Em 1988, eleita prefeita de São Paulo, a professora Luiza Erundina nomeou Paulo Freire secretário da Educação do município. Antes de assumir, o consagrado educador disse mais ou menos isto: “A criança terá uma escola na qual a sua linguagem seja respeitada. (…) Uma escola em que a criança aprenda a sintaxe dominante, mas sem desprezo pela sua. (…) Precisamos respeitar a sua sintaxe mostrando que sua linguagem é bonita e gostosa, às vezes é mais bonita que a minha. E, mostrando tudo isso, dizer a ela: `Mas para tua própria vida tu precisas dizer a gente chegou em vez de dizer a gente cheguemos´. Isto é diferente, a abordagem é diferente. É assim que queremos trabalhar, com abertura, mas dizendo a verdade.”
A declaração de Freire causou barulho semelhante ao que causou (e ainda causa) o livro Por uma Vida Melhor, em que se mostram fatos relativos às variações linguísticas.
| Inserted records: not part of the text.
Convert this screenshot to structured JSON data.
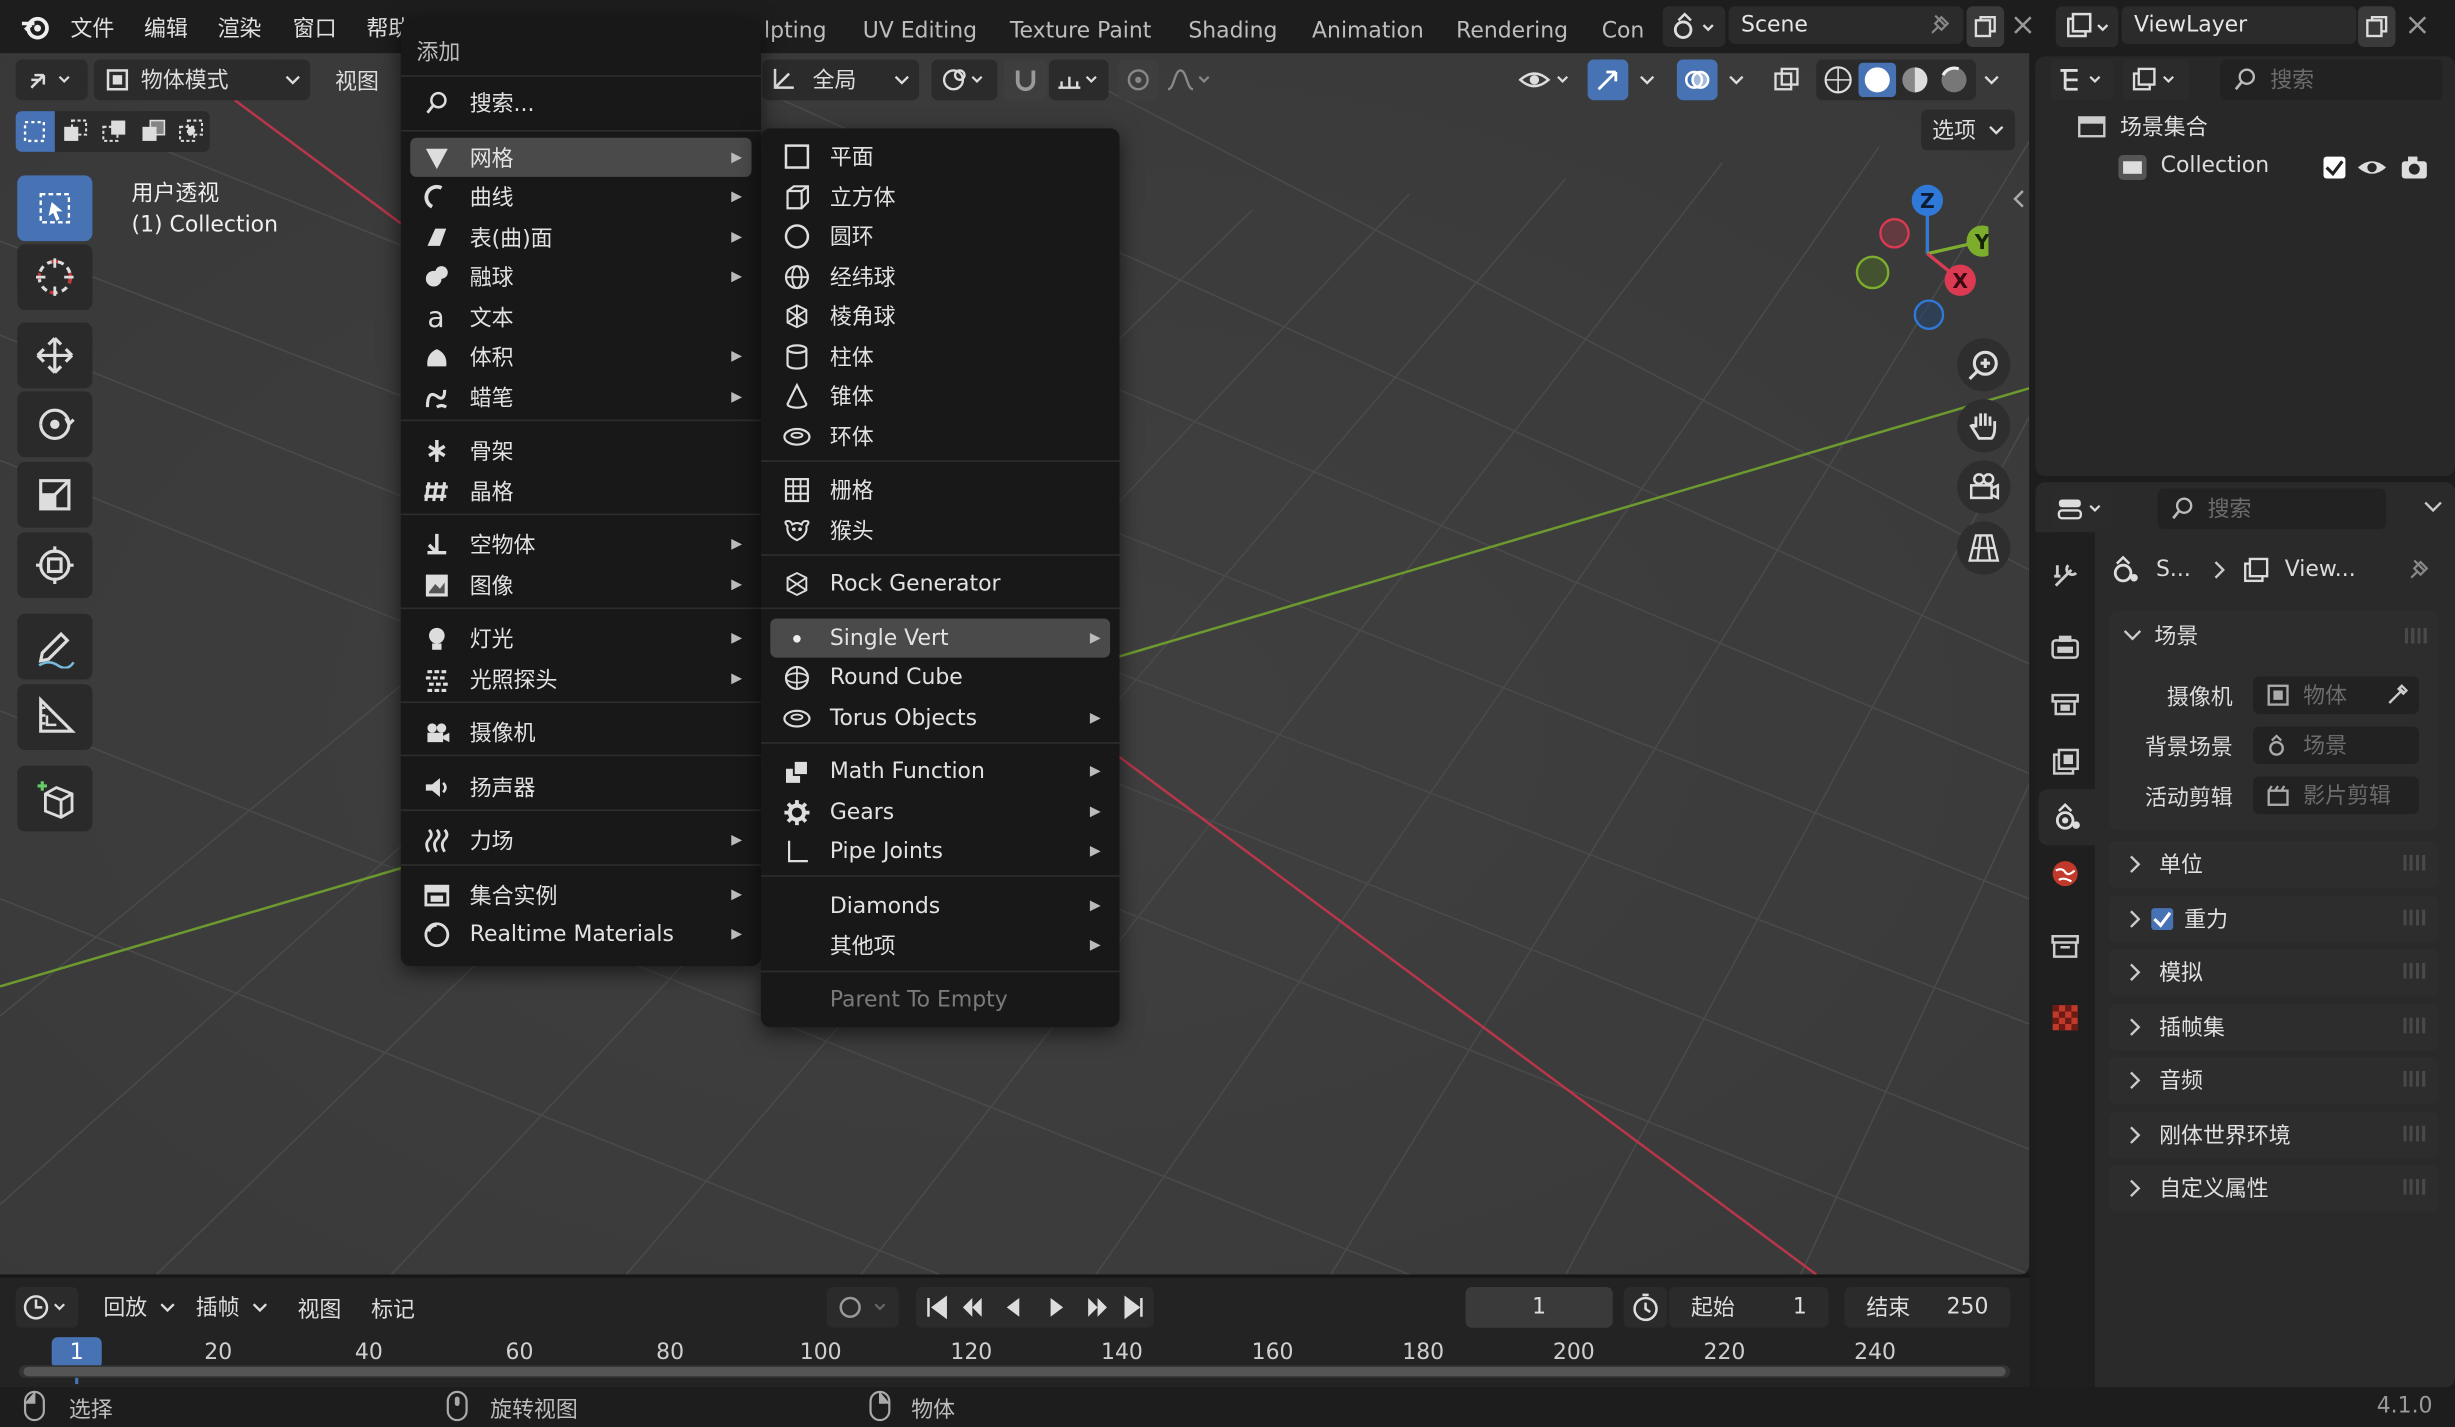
{
  "app": {
    "version": "4.1.0"
  },
  "topbar": {
    "menus": [
      "文件",
      "编辑",
      "渲染",
      "窗口",
      "帮助"
    ],
    "workspace_tabs": [
      "lpting",
      "UV Editing",
      "Texture Paint",
      "Shading",
      "Animation",
      "Rendering",
      "Con"
    ],
    "scene": "Scene",
    "view_layer": "ViewLayer"
  },
  "viewport": {
    "mode": "物体模式",
    "view_menu": "视图",
    "transform_orientation": "全局",
    "options_label": "选项",
    "overlay_title": "用户透视",
    "overlay_collection": "(1) Collection",
    "gizmo_axes": {
      "z": "Z",
      "y": "Y",
      "x": "X"
    }
  },
  "add_menu": {
    "title": "添加",
    "search": "搜索...",
    "items": [
      {
        "label": "网格",
        "submenu": true
      },
      {
        "label": "曲线",
        "submenu": true
      },
      {
        "label": "表(曲)面",
        "submenu": true
      },
      {
        "label": "融球",
        "submenu": true
      },
      {
        "label": "文本",
        "submenu": false
      },
      {
        "label": "体积",
        "submenu": true
      },
      {
        "label": "蜡笔",
        "submenu": true
      },
      {
        "label": "骨架",
        "submenu": false
      },
      {
        "label": "晶格",
        "submenu": false
      },
      {
        "label": "空物体",
        "submenu": true
      },
      {
        "label": "图像",
        "submenu": true
      },
      {
        "label": "灯光",
        "submenu": true
      },
      {
        "label": "光照探头",
        "submenu": true
      },
      {
        "label": "摄像机",
        "submenu": false
      },
      {
        "label": "扬声器",
        "submenu": false
      },
      {
        "label": "力场",
        "submenu": true
      },
      {
        "label": "集合实例",
        "submenu": true
      },
      {
        "label": "Realtime Materials",
        "submenu": true
      }
    ]
  },
  "mesh_menu": {
    "items": [
      {
        "label": "平面",
        "icon": "plane-icon"
      },
      {
        "label": "立方体",
        "icon": "cube-icon"
      },
      {
        "label": "圆环",
        "icon": "circle-icon"
      },
      {
        "label": "经纬球",
        "icon": "uv-sphere-icon"
      },
      {
        "label": "棱角球",
        "icon": "ico-sphere-icon"
      },
      {
        "label": "柱体",
        "icon": "cylinder-icon"
      },
      {
        "label": "锥体",
        "icon": "cone-icon"
      },
      {
        "label": "环体",
        "icon": "torus-icon"
      },
      {
        "label": "栅格",
        "icon": "grid-icon"
      },
      {
        "label": "猴头",
        "icon": "monkey-icon"
      },
      {
        "label": "Rock Generator",
        "icon": "rock-icon"
      },
      {
        "label": "Single Vert",
        "icon": "dot-icon"
      },
      {
        "label": "Round Cube",
        "icon": "sphere-icon"
      },
      {
        "label": "Torus Objects",
        "icon": "torus-icon"
      },
      {
        "label": "Math Function",
        "icon": "math-icon"
      },
      {
        "label": "Gears",
        "icon": "gear-icon"
      },
      {
        "label": "Pipe Joints",
        "icon": "pipe-icon"
      },
      {
        "label": "Diamonds",
        "icon": ""
      },
      {
        "label": "其他项",
        "icon": ""
      },
      {
        "label": "Parent To Empty",
        "icon": ""
      }
    ]
  },
  "outliner": {
    "search_placeholder": "搜索",
    "scene_collection": "场景集合",
    "collection": "Collection"
  },
  "properties": {
    "search_placeholder": "搜索",
    "breadcrumb_scene": "S...",
    "breadcrumb_view": "View...",
    "scene_section": "场景",
    "camera_label": "摄像机",
    "camera_placeholder": "物体",
    "background_label": "背景场景",
    "background_placeholder": "场景",
    "clip_label": "活动剪辑",
    "clip_placeholder": "影片剪辑",
    "sections": [
      "单位",
      "重力",
      "模拟",
      "插帧集",
      "音频",
      "刚体世界环境",
      "自定义属性"
    ],
    "gravity_checked": true
  },
  "timeline": {
    "playback": "回放",
    "keying": "插帧",
    "view": "视图",
    "marker": "标记",
    "current_frame": "1",
    "start_label": "起始",
    "start_value": "1",
    "end_label": "结束",
    "end_value": "250",
    "ticks": [
      "20",
      "40",
      "60",
      "80",
      "100",
      "120",
      "140",
      "160",
      "180",
      "200",
      "220",
      "240"
    ],
    "playhead": "1"
  },
  "statusbar": {
    "select": "选择",
    "rotate_view": "旋转视图",
    "object": "物体"
  }
}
Nele, dá-se como exemplo de norma popular a frase “Os livro ilustrado mais interessante estão emprestado”. Dado o exemplo, explica-se isto: “O fato de haver a palavra os (plural) indica que se trata de mais de um livro. Na variedade popular, basta que esse primeiro termo esteja no plural para indicar mais de um referente.” O livro prossegue: “Reescrevendo a frase no padrão culto da língua, teremos: `Os livros ilustrados mais interessantes estão emprestados´. Você pode estar se perguntando: `Mas eu posso falar `os livro´? Claro que pode. Mas fique atento porque, dependendo da situação, você corre o risco de ser vítima de preconceito linguístico.”
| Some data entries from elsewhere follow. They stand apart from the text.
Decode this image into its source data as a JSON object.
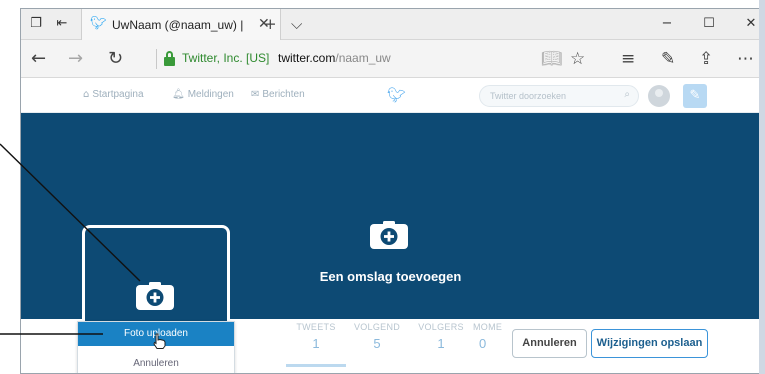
{
  "browser": {
    "tab_title": "UwNaam (@naam_uw) |",
    "tab_close": "✕",
    "new_tab": "+",
    "tab_list": "⌵",
    "window_controls": {
      "minimize": "−",
      "maximize": "☐",
      "close": "✕"
    },
    "nav": {
      "back": "←",
      "forward": "→",
      "refresh": "↻"
    },
    "cert_owner": "Twitter, Inc. [US]",
    "url_domain": "twitter.com",
    "url_path": "/naam_uw",
    "toolbar_icons": [
      "reading-view-icon",
      "favorite-star-icon",
      "hub-icon",
      "web-note-icon",
      "share-icon",
      "more-icon"
    ]
  },
  "twitter": {
    "nav_items": [
      {
        "label": "Startpagina",
        "icon": "home-icon"
      },
      {
        "label": "Meldingen",
        "icon": "bell-icon"
      },
      {
        "label": "Berichten",
        "icon": "envelope-icon"
      }
    ],
    "search_placeholder": "Twitter doorzoeken",
    "cover_label": "Een omslag toevoegen",
    "stats": [
      {
        "label": "TWEETS",
        "value": "1"
      },
      {
        "label": "VOLGEND",
        "value": "5"
      },
      {
        "label": "VOLGERS",
        "value": "1"
      },
      {
        "label": "MOME",
        "value": "0"
      }
    ],
    "cancel_button": "Annuleren",
    "save_button": "Wijzigingen opslaan",
    "menu": {
      "upload": "Foto uploaden",
      "cancel": "Annuleren"
    }
  },
  "colors": {
    "cover": "#0d4a74",
    "menu_highlight": "#1a82c4",
    "secure_green": "#2f8a2f",
    "twitter_blue": "#55acee"
  }
}
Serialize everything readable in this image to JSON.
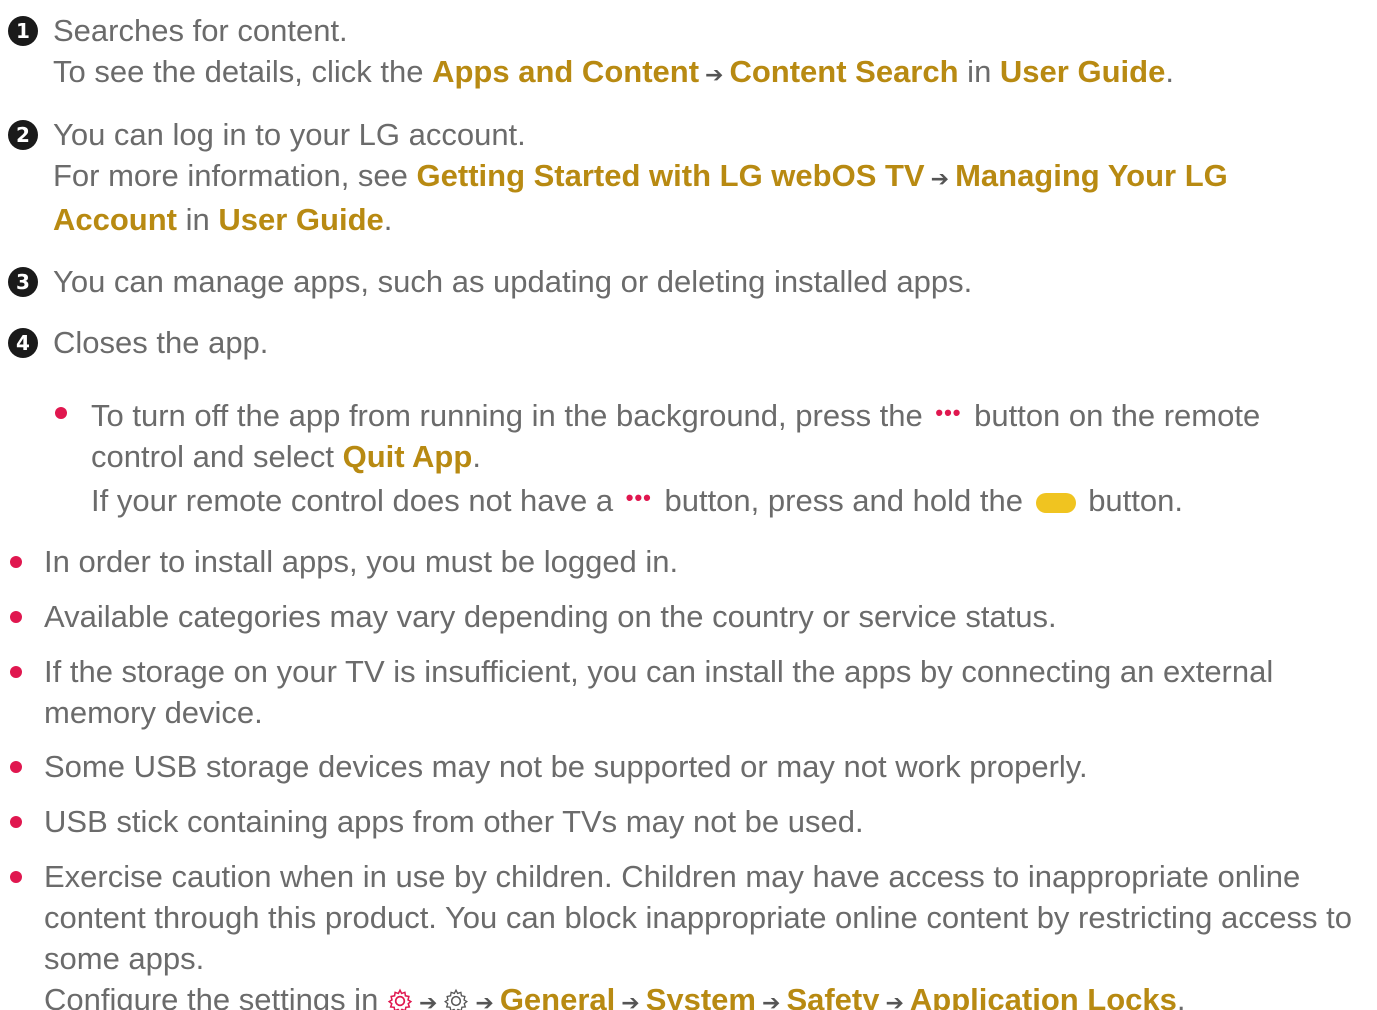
{
  "items": [
    {
      "badge": "1",
      "line1": "Searches for content.",
      "l2_pre": "To see the details, click the ",
      "l2_link1": "Apps and Content",
      "l2_link2": "Content Search",
      "l2_in": " in ",
      "l2_link3": "User Guide",
      "l2_end": "."
    },
    {
      "badge": "2",
      "line1": "You can log in to your LG account.",
      "l2_pre": "For more information, see ",
      "l2_link1": "Getting Started with LG webOS TV",
      "l2_link2a": "Managing Your LG",
      "l2_link2b": "Account",
      "l2_in": " in ",
      "l2_link3": "User Guide",
      "l2_end": "."
    },
    {
      "badge": "3",
      "line1": "You can manage apps, such as updating or deleting installed apps."
    },
    {
      "badge": "4",
      "line1": "Closes the app."
    }
  ],
  "sub_bullet": {
    "t1": "To turn off the app from running in the background, press the ",
    "t2": " button on the remote control and select ",
    "link": "Quit App",
    "t3": ".",
    "t4": "If your remote control does not have a ",
    "t5": " button, press and hold the ",
    "t6": " button.",
    "dots_glyph": "•••"
  },
  "notes": [
    "In order to install apps, you must be logged in.",
    "Available categories may vary depending on the country or service status.",
    "If the storage on your TV is insufficient, you can install the apps by connecting an external memory device.",
    "Some USB storage devices may not be supported or may not work properly.",
    "USB stick containing apps from other TVs may not be used.",
    "Exercise caution when in use by children. Children may have access to inappropriate online content through this product. You can block inappropriate online content by restricting access to some apps."
  ],
  "config": {
    "pre": "Configure the settings in ",
    "link1": "General",
    "link2": "System",
    "link3": "Safety",
    "link4": "Application Locks",
    "end": "."
  },
  "colors": {
    "link": "#b88a12",
    "bullet": "#e0174f",
    "yellow_button": "#f0c420",
    "text": "#6b6b6b"
  }
}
Não faltam opiniões fortes dos dois lados
Há uma certa contradição na explicação, já que na frase popular a forma verbal (“estão”) está no plural. Nessa variedade, o que se usa é “tá”. O caso abordado no livro é tecnicamente chamado de “plural redundante”. Tradução: na forma culta (“Os livros ilustrados mais interessantes estão emprestados”), todos os elementos que se referem a “livros” (núcleo do sujeito) estão no plural (os, ilustrados, interessantes, estão, emprestados). É assim que funciona a norma culta do espanhol, do português, do italiano e do francês, por exemplo. Em francês, o plural redundante se dá essencialmente na escrita; na fala, singular e plural muitas vezes se igualam. Em inglês, pluraliza-se o substantivo; o artigo, o possessivo e o adjetivo são fixos (na escrita e na fala). Quanto ao verbo, a terceira do singular do presente é diferente das demais pessoas em 99,99% dos casos; no pretérito e no futuro, há apenas uma forma para todas as pessoas.
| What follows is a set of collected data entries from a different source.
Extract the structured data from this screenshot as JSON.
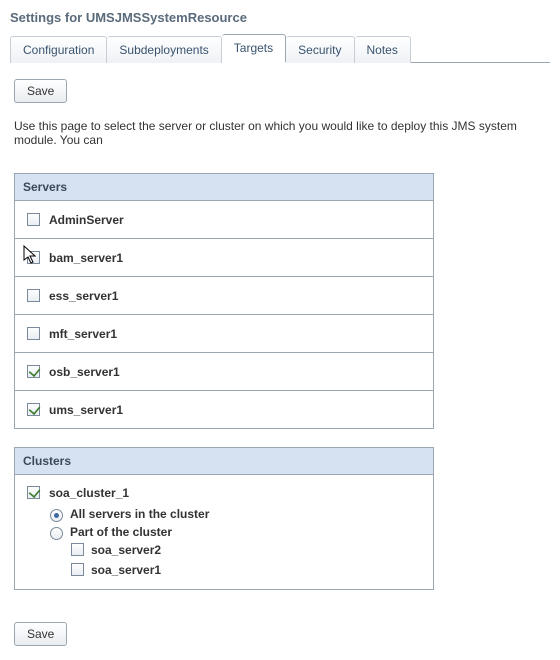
{
  "title": "Settings for UMSJMSSystemResource",
  "tabs": {
    "configuration": "Configuration",
    "subdeployments": "Subdeployments",
    "targets": "Targets",
    "security": "Security",
    "notes": "Notes",
    "active": "targets"
  },
  "buttons": {
    "save": "Save"
  },
  "intro": "Use this page to select the server or cluster on which you would like to deploy this JMS system module. You can",
  "servers": {
    "header": "Servers",
    "items": [
      {
        "name": "AdminServer",
        "checked": false
      },
      {
        "name": "bam_server1",
        "checked": false
      },
      {
        "name": "ess_server1",
        "checked": false
      },
      {
        "name": "mft_server1",
        "checked": false
      },
      {
        "name": "osb_server1",
        "checked": true
      },
      {
        "name": "ums_server1",
        "checked": true
      }
    ]
  },
  "clusters": {
    "header": "Clusters",
    "items": [
      {
        "name": "soa_cluster_1",
        "checked": true,
        "mode": {
          "all": {
            "label": "All servers in the cluster",
            "selected": true
          },
          "part": {
            "label": "Part of the cluster",
            "selected": false
          }
        },
        "members": [
          {
            "name": "soa_server2",
            "checked": false
          },
          {
            "name": "soa_server1",
            "checked": false
          }
        ]
      }
    ]
  }
}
O fato é que a ausência do plural redundante não se restringe à variedade popular do português do Brasil. Também é fato que, apesar de algumas afirmações pueris (“Mas eu posso falar `os livro´? Claro que pode. Mas fique atento porque, dependendo da situação, você corre o risco de ser vítima de preconceito linguístico”), em nenhum momento o livro nega a existência da norma culta, como também não se nega a mostrá-la e ensiná-la. Há vários exercícios em que se pede a passagem da norma popular para a culta.
Definitivamente, não se pode dizer que o livro “ensina errado”. O cerne da questão é outro. O que expliquei sobre o exemplo do livro é assunto da linguística, que, grosso modo, pode ser definida como “estudo da linguagem e dos princípios gerais de funcionamento e evolução das línguas” (Aulete). A linguística não discute como deve ser; discute como é, como funciona. O que parece cabível discutir é se princípios de linguística devem ser abordados num livro que não se destina a alunos de Letras, em que a linguística é disciplina essencial. Esse é o verdadeiro debate. Não faltam opiniões fortes dos dois lados. É isso.